Book Notes
Tracie McMillan, The American Way of Eating (New York: Scribners, 2012), 319pp.
Tracie McMillan is no food snob. She grew up near Flint, Michigan. Since her mother was an invalid, her dad did his best with the cooking, and McMillan isn't ashamed to say that Tuna Helper was one of her favorites. As she grew older, she began to think about a glaring "paradox of plenty" in American eating. To eat a healthy diet has become expensive, time consuming, and difficult, whereas to eat a bad diet has become cheap and easy. "Our agriculture is abundant, but healthy diets are not."
To explore this conundrum, McMillan went underground as an investigative journalist to learn how America grows, sells, and eats its food. She spent two months each in three different jobs. In California she worked with migrant workers to pick grapes, sort peaches, and cut garlic. In Michigan she worked at two Walmarts on the overnight shift stocking shelves and in the fresh produce section. In Brooklyn she worked as an "expediter" at an Applebee's restaurant. She admits that this was an artificial rather than an authentic experience, but nonetheless, in each job she "lived and ate off the wages I earned, paying rent and buying groceries as if it were, in fact, my real life."
Her story is mildly schizophrenic. Sometimes she focuses on the workers, who in these jobs are underpaid, cheated, work in unsafe places, and enjoy little training or benefits. And the bad thing about these jobs is that they are probably "good" jobs for unskilled people who are a sort of permanent under class. At other times the focus is on the food, how it's grown, shipped, processed, etc. Walmart, for example, is now the largest grocer in the world, and largest employer in the US; it sells twice as much food as its next three competitors combined. And farmers markets? They sell about 1% of the food we buy.

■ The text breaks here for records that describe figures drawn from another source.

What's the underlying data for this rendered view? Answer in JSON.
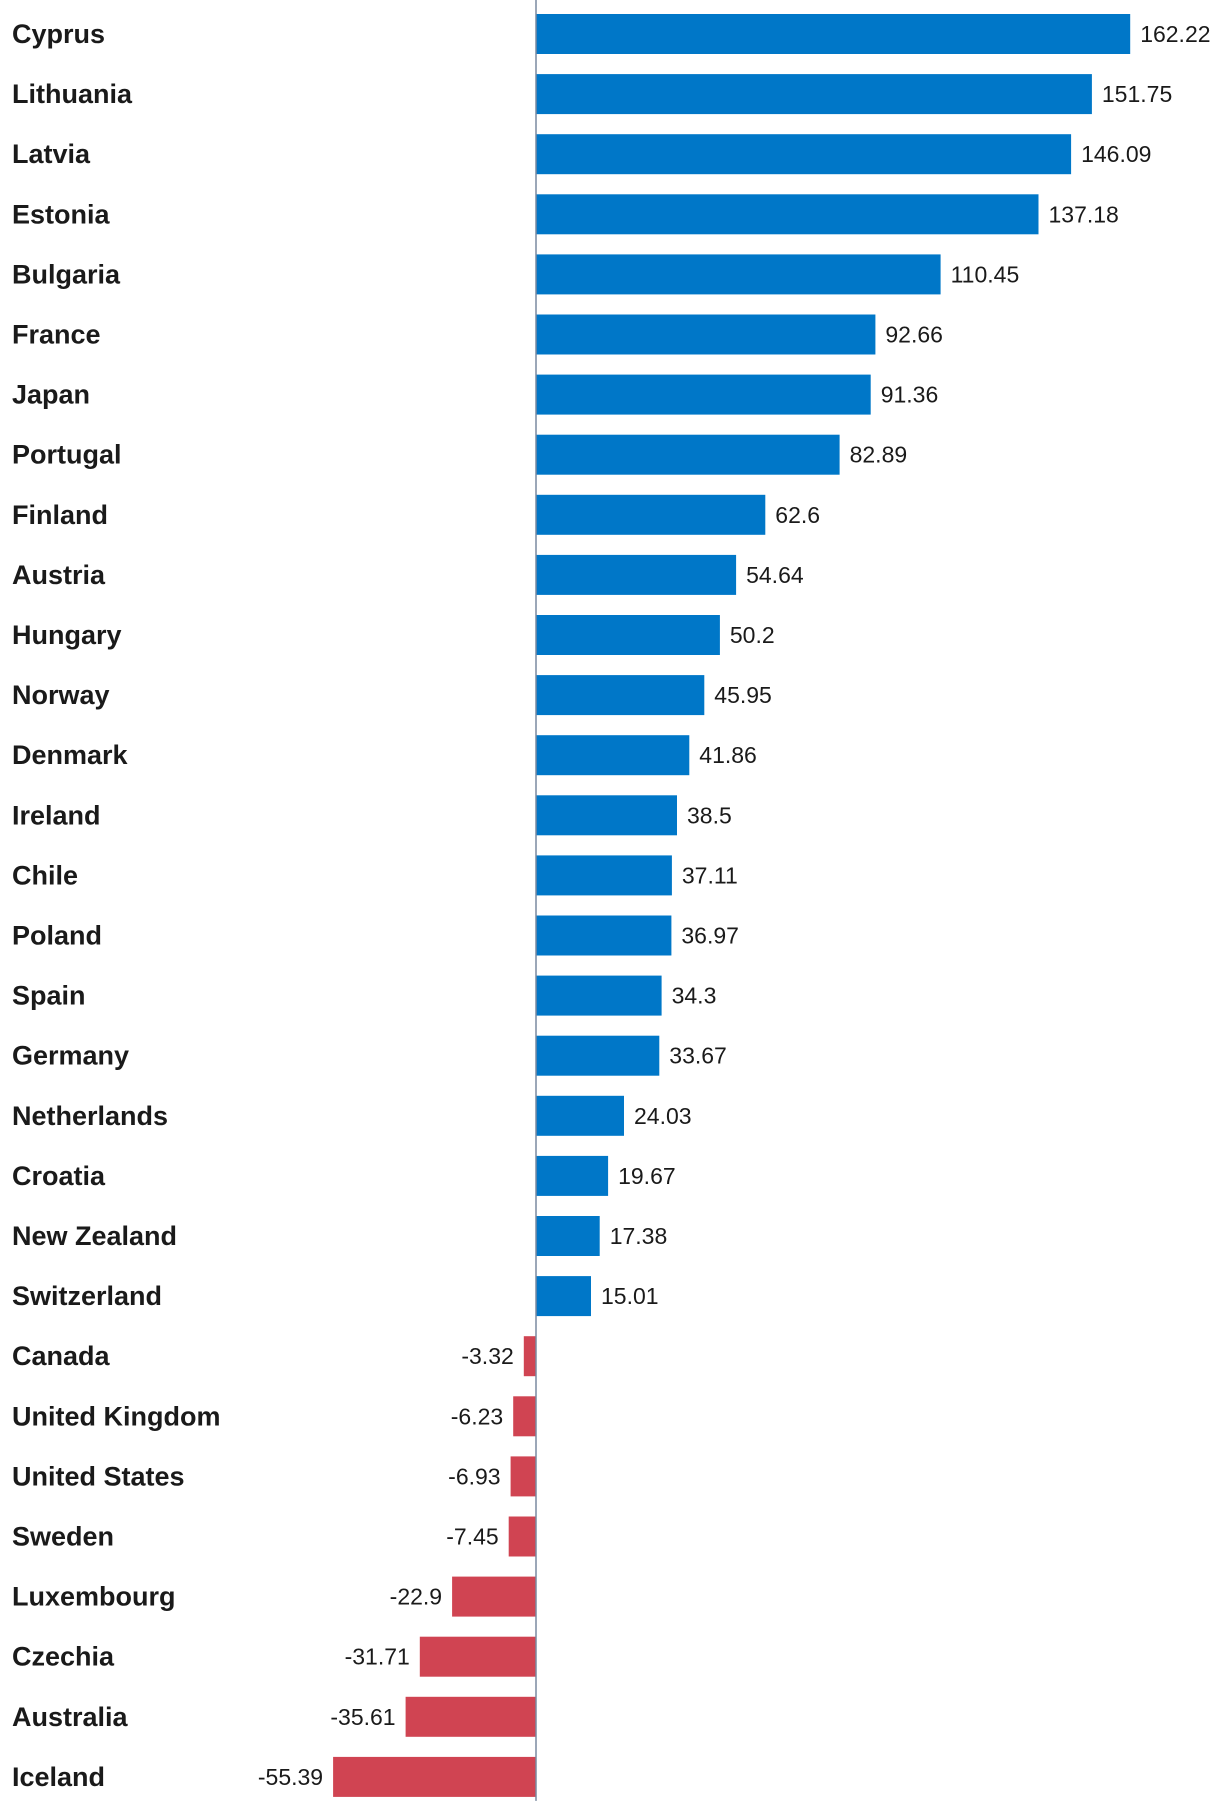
{
  "chart_data": {
    "type": "bar",
    "orientation": "horizontal",
    "title": "",
    "xlabel": "",
    "ylabel": "",
    "xlim": [
      -55.39,
      162.22
    ],
    "grid": false,
    "colors": {
      "positive": "#0077c8",
      "negative": "#d04452",
      "axis": "#7a8aa0",
      "text": "#1a1a1a"
    },
    "categories": [
      "Cyprus",
      "Lithuania",
      "Latvia",
      "Estonia",
      "Bulgaria",
      "France",
      "Japan",
      "Portugal",
      "Finland",
      "Austria",
      "Hungary",
      "Norway",
      "Denmark",
      "Ireland",
      "Chile",
      "Poland",
      "Spain",
      "Germany",
      "Netherlands",
      "Croatia",
      "New Zealand",
      "Switzerland",
      "Canada",
      "United Kingdom",
      "United States",
      "Sweden",
      "Luxembourg",
      "Czechia",
      "Australia",
      "Iceland"
    ],
    "values": [
      162.22,
      151.75,
      146.09,
      137.18,
      110.45,
      92.66,
      91.36,
      82.89,
      62.6,
      54.64,
      50.2,
      45.95,
      41.86,
      38.5,
      37.11,
      36.97,
      34.3,
      33.67,
      24.03,
      19.67,
      17.38,
      15.01,
      -3.32,
      -6.23,
      -6.93,
      -7.45,
      -22.9,
      -31.71,
      -35.61,
      -55.39
    ],
    "value_labels": [
      "162.22",
      "151.75",
      "146.09",
      "137.18",
      "110.45",
      "92.66",
      "91.36",
      "82.89",
      "62.6",
      "54.64",
      "50.2",
      "45.95",
      "41.86",
      "38.5",
      "37.11",
      "36.97",
      "34.3",
      "33.67",
      "24.03",
      "19.67",
      "17.38",
      "15.01",
      "-3.32",
      "-6.23",
      "-6.93",
      "-7.45",
      "-22.9",
      "-31.71",
      "-35.61",
      "-55.39"
    ]
  }
}
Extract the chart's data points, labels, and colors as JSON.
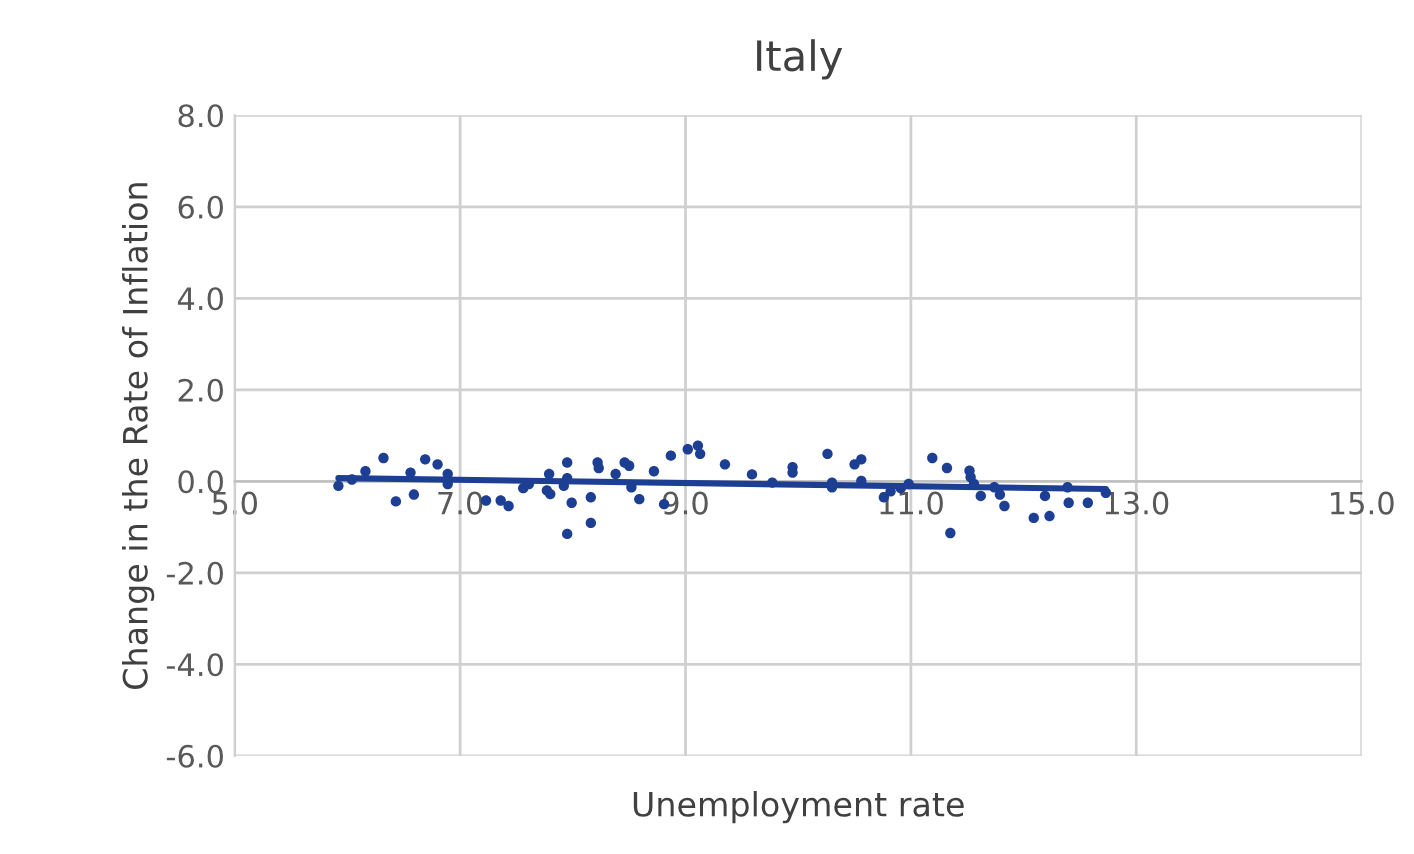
{
  "chart_data": {
    "type": "scatter",
    "title": "Italy",
    "xlabel": "Unemployment rate",
    "ylabel": "Change in the Rate of Inflation",
    "xlim": [
      5,
      15
    ],
    "xticks": [
      {
        "value": 5,
        "label": "5.0"
      },
      {
        "value": 7,
        "label": "7.0"
      },
      {
        "value": 9,
        "label": "9.0"
      },
      {
        "value": 11,
        "label": "11.0"
      },
      {
        "value": 13,
        "label": "13.0"
      },
      {
        "value": 15,
        "label": "15.0"
      }
    ],
    "ylim": [
      -6,
      8
    ],
    "yticks": [
      {
        "value": -6,
        "label": "-6.0"
      },
      {
        "value": -4,
        "label": "-4.0"
      },
      {
        "value": -2,
        "label": "-2.0"
      },
      {
        "value": 0,
        "label": "0.0"
      },
      {
        "value": 2,
        "label": "2.0"
      },
      {
        "value": 4,
        "label": "4.0"
      },
      {
        "value": 6,
        "label": "6.0"
      },
      {
        "value": 8,
        "label": "8.0"
      }
    ],
    "grid": true,
    "legend": false,
    "marker": "circle",
    "series": [
      {
        "color": "#1c3f94",
        "x": [
          5.92,
          6.04,
          6.16,
          6.32,
          6.43,
          6.56,
          6.59,
          6.69,
          6.8,
          6.89,
          6.89,
          7.23,
          7.36,
          7.43,
          7.56,
          7.61,
          7.79,
          7.77,
          7.8,
          7.95,
          7.92,
          7.95,
          7.99,
          7.95,
          8.16,
          8.16,
          8.22,
          8.23,
          8.38,
          8.46,
          8.5,
          8.52,
          8.59,
          8.72,
          8.81,
          8.87,
          9.02,
          9.11,
          9.13,
          9.35,
          9.59,
          9.77,
          9.95,
          9.95,
          10.26,
          10.3,
          10.3,
          10.5,
          10.56,
          10.56,
          10.76,
          10.82,
          10.91,
          10.98,
          11.19,
          11.32,
          11.35,
          11.52,
          11.53,
          11.56,
          11.62,
          11.74,
          11.79,
          11.83,
          12.09,
          12.19,
          12.23,
          12.39,
          12.4,
          12.57,
          12.73
        ],
        "values": [
          -0.1,
          0.04,
          0.22,
          0.51,
          -0.44,
          0.19,
          -0.29,
          0.48,
          0.37,
          0.16,
          -0.06,
          -0.42,
          -0.42,
          -0.54,
          -0.15,
          -0.06,
          0.16,
          -0.2,
          -0.28,
          0.41,
          -0.1,
          0.07,
          -0.47,
          -1.15,
          -0.35,
          -0.91,
          0.41,
          0.29,
          0.16,
          0.41,
          0.34,
          -0.13,
          -0.39,
          0.22,
          -0.5,
          0.56,
          0.7,
          0.78,
          0.6,
          0.37,
          0.15,
          -0.03,
          0.31,
          0.19,
          0.6,
          -0.03,
          -0.13,
          0.37,
          0.48,
          0.01,
          -0.35,
          -0.22,
          -0.15,
          -0.06,
          0.51,
          0.29,
          -1.13,
          0.23,
          0.09,
          -0.06,
          -0.32,
          -0.13,
          -0.29,
          -0.54,
          -0.8,
          -0.32,
          -0.76,
          -0.13,
          -0.47,
          -0.47,
          -0.25
        ]
      },
      {
        "type": "line",
        "color": "#1c3f94",
        "marker": "none",
        "line_style": "solid",
        "x": [
          5.92,
          12.73
        ],
        "values": [
          0.07,
          -0.17
        ]
      }
    ]
  }
}
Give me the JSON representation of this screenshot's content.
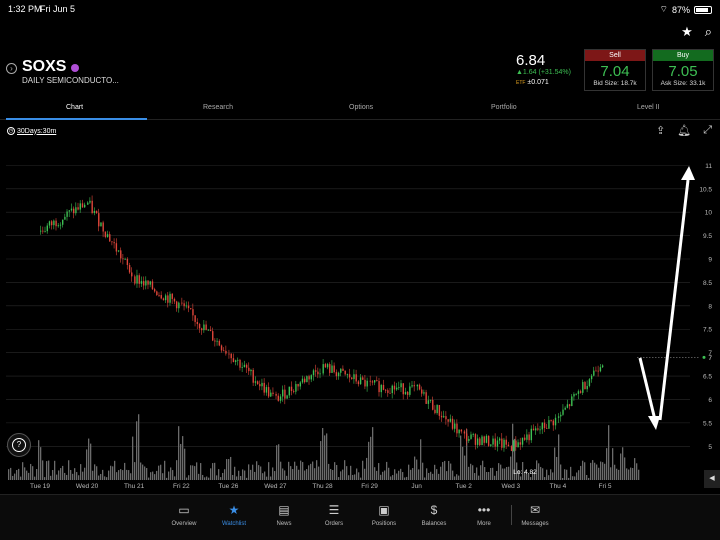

A small minority of Americans can buy heirloom tomatoes at Whole Foods and read books by Michael Pollan. McMillan shows that most Americans are trapped in a system of food deserts and processed foods that makes it hard to eat healthy. Her book brings to mind the recent movie about American hunger called A Place at the Table, and similar books of investigative journalism like Working in the Shadows: A Year of Doing the Jobs Most Americans Won't Do by Gabriel Thompson, and Nickle and Dimed; On Not Getting By in America by Barbara Ehrenreich. America boasts that it's the largest food producer in the world; but many if not most if its citizens enjoy few benefits from this distinction.